After Nine Months, Post Is Delivered
It took nine months, but Capricia Marshall is finally -- and fully -- the new chief of protocol of the United States.
The journey from Clinton confidante to ambassador ended Thursday afternoon when a delighted Secretary of State Hillary Clinton formally swore in her longtime aide and protege. "Capricia has been an extraordinary friend and colleague," she told the crowd packed into the State Department's Ben Franklin reception room. "There is no one in Washington who has worked for me longer. ...It is, for me, a great personal pleasure."
The glamorous Marshall, 45, hitched her star to the Clinton family in 1992, serving as right hand for the first lady, protector to Chelsea Clinton (who attended the swearing-in), White House social secretary and insider on Hillary's Senate and presidential bids. Her loyalty was rewarded this year with the plum protocol job -- but the confirmation was delayed for a tense few months while Marshall sorted out tax issues and what exactly her role would be as official liaison to foreign leaders, and whether the Obama camp would put one of their own into a new unofficial role that would take away some of her responsibilities.
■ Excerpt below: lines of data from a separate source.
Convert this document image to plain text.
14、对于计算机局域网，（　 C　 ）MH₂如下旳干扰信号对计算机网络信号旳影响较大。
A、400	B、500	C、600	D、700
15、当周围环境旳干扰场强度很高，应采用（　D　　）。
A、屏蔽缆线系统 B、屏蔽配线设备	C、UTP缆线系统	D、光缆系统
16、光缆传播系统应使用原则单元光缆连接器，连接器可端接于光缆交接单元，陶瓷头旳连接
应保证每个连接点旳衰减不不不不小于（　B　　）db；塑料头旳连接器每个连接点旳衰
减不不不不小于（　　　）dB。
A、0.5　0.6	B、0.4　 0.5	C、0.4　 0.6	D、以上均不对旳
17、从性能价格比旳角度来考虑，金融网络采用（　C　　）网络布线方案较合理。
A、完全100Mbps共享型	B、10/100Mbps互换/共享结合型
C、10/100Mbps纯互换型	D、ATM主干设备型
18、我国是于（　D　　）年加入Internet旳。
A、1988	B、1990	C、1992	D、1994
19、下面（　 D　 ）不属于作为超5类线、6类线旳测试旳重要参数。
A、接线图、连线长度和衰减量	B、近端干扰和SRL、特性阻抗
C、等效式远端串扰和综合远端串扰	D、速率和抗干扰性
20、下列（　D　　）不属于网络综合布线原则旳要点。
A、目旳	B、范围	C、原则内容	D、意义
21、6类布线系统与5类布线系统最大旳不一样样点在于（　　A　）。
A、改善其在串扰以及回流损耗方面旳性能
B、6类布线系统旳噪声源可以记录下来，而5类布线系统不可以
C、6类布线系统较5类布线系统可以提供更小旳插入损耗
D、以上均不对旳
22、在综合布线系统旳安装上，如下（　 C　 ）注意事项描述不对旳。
All that's ancient history. The White House sent senior adviser Valerie Jarrett and Social Secretary Desirée Rogers to the ceremony, which looked like a reunion of Team Clinton: Terry McAuliffe, Ann Jordan, Bob Johnson, Lisa Caputo, Mandy Grunwald and Melanne Verveer, along with former White House social secretaries and protocol chiefs Ann Stock, Lea Berman, Lucky Roosevelt and Lloyd Hand. "Everyone we know is here!" Verveer said. "If you don't get out much, this is the way to do it."
The newly minted ambassador -- with husband Rob and son Cole at her side, and her parents, Frank and Mary Penavic, proudly watching -- was both exuberant and humble. "I could not be more thrilled," she said, beaming. Then she thanked Clinton, who took her on "the roller coaster ride of a lifetime," President Obama, and many, many others: "To quote our secretary, it does take a village to bring me here today -- and in my case, a really, really big one."